On what he’s encouraged about how this team has evolved … 
“I mean I’m encouraged that if we choose to be a great defensive team we can. And if you look at any other young teams in the country that are trying to win at a high level, they’re just trying to out-score people because they’re not great defensive teams. They’re just not. We’re trying to do it the other way. Let’s be a great defensive team. Let’s be a great rebounding team. And then we’re not forced to have to out-score people. The problem is at the end of the year when you’ve got six games, you may hit a game where you go 3 for 30 from the 3. Then you lose. You may hit a game where it’s just one of those games you’re not making shots. Or you do score 80, but they score 83. You lose. And then there are times you cannot run. They called a walk on the other team, you’re not gonna believe this: they’re all five gonna be back there. It’s not gonna be 5 vs. 3. They’re back there. Now you gotta grind it a little bit. You’ve gotta be willing to move it side to side a little bit before you try to score. You gotta be able to play that way. You’re up 15, four minutes to go, you keep playing fast? Okay, you better make every shot because if you miss five in a row, now all of a sudden you’re gonna look up and it’s four. And then you’re gonna miss free throws. And then all of a sudden you just lost based on the fact that you couldn’t grind it. And that’s what we’re trying to teach this team. It’s really hard, but that’s what I’ve tried to do historically. We’re gonna play fast, but we need to grind it out, or the game looks ugly, or we need to pull back the reigns they know how to play.” 
 
On fans encouraging Brad Calipari to shoot when he’s in games … 

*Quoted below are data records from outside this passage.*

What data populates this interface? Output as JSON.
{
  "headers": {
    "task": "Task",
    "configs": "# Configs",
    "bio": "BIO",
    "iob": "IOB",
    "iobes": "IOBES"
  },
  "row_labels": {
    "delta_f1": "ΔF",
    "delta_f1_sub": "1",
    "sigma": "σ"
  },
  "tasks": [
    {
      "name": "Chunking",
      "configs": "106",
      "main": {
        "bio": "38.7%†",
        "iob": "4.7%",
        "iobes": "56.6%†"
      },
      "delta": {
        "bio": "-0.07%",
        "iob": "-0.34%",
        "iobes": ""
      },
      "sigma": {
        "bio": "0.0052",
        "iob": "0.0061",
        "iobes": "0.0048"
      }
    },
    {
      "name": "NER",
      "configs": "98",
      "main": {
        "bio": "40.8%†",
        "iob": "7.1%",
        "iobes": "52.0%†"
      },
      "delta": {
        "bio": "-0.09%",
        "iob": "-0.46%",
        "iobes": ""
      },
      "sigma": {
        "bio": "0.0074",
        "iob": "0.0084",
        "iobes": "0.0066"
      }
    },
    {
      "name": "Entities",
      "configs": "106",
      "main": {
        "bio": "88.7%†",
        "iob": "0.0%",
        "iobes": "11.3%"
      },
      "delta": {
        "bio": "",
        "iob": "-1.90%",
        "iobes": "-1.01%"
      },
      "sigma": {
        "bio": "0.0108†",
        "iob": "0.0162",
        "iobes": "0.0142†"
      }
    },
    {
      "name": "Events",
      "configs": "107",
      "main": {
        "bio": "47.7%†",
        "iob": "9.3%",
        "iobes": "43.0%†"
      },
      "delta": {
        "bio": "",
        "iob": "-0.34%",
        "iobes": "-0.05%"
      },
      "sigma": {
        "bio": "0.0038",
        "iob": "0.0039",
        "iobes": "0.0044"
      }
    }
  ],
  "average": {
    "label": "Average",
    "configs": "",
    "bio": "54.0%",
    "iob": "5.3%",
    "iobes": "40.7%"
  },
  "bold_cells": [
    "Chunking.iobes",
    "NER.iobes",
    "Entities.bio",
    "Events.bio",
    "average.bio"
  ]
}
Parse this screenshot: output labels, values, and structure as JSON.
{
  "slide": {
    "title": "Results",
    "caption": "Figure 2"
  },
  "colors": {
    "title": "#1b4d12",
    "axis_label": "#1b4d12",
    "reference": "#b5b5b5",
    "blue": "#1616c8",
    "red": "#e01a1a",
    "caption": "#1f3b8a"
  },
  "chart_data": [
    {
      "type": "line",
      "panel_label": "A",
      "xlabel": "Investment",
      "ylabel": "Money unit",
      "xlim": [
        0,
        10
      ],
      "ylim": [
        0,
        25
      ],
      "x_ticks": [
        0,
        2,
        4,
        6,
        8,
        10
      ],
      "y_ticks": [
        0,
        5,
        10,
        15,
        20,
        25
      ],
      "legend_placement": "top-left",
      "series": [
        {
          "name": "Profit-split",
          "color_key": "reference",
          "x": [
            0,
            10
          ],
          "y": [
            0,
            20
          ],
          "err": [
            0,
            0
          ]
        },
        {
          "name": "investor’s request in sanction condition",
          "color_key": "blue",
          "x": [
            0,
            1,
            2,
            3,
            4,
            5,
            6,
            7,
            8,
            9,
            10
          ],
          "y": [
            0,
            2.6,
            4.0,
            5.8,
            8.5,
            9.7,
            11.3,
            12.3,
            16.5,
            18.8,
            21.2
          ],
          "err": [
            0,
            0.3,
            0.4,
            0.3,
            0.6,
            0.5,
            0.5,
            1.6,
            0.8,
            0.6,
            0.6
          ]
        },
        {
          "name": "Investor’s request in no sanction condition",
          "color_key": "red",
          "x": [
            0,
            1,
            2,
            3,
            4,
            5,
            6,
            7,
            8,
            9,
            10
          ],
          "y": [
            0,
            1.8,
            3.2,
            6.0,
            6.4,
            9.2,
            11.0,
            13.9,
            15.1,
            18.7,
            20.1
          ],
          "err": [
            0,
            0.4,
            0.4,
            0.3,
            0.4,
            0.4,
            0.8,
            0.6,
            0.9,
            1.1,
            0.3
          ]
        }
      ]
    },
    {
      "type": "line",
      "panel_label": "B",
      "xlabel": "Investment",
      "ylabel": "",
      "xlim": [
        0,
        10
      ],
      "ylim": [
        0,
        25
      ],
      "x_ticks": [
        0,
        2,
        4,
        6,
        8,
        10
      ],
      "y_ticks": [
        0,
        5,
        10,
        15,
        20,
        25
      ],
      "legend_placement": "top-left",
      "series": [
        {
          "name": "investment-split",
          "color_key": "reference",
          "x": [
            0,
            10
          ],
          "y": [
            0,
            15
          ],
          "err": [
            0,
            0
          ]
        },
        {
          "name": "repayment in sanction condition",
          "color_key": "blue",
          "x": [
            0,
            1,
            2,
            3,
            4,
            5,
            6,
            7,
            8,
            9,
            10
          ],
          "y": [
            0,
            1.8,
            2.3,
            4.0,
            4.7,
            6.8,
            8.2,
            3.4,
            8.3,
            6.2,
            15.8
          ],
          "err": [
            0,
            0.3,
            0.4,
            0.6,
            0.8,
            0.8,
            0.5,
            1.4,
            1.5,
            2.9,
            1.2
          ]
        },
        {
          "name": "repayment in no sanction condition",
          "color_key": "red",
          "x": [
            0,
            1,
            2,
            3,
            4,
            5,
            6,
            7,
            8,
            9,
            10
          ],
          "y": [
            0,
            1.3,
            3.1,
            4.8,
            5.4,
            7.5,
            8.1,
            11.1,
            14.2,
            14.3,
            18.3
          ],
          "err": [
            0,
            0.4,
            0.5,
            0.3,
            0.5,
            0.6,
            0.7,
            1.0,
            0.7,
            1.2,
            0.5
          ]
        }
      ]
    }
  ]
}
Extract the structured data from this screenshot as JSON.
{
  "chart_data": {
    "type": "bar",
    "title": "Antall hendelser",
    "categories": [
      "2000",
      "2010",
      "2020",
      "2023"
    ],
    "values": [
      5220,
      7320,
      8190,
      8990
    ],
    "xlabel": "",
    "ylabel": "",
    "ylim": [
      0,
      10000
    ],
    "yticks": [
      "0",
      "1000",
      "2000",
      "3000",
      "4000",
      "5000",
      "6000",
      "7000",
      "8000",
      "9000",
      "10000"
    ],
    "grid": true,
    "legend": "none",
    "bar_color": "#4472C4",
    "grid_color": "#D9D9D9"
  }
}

“Well, one thing I told him, I thought he could have shot one ball. I said ‘why the heck didn’t you shoot it?’ And he said, ‘I just stepped in the game.’ And I said, ‘good comment.’ Because do you really want a guy walking in the game, catching a ball and shooting a 30-footer? No. So he’s trying to play basketball. He wants to be a basketball player. He wants to prove that he can be on the court and help this team win, and I appreciate that. He deserves to play, but maybe not in front of these guys. Like he works hard enough to deserve to get on that court, but the problem is he’s got some guys in front of him that are pretty good. But he’s been, you know, it’s been great for me to watch and be a part of day to day. He texted me today ‘why didn’t I get breakfast in bed? What happened? No one brought me breakfast in bed.’ I enjoy walking in the gym and seeing him. I really do.”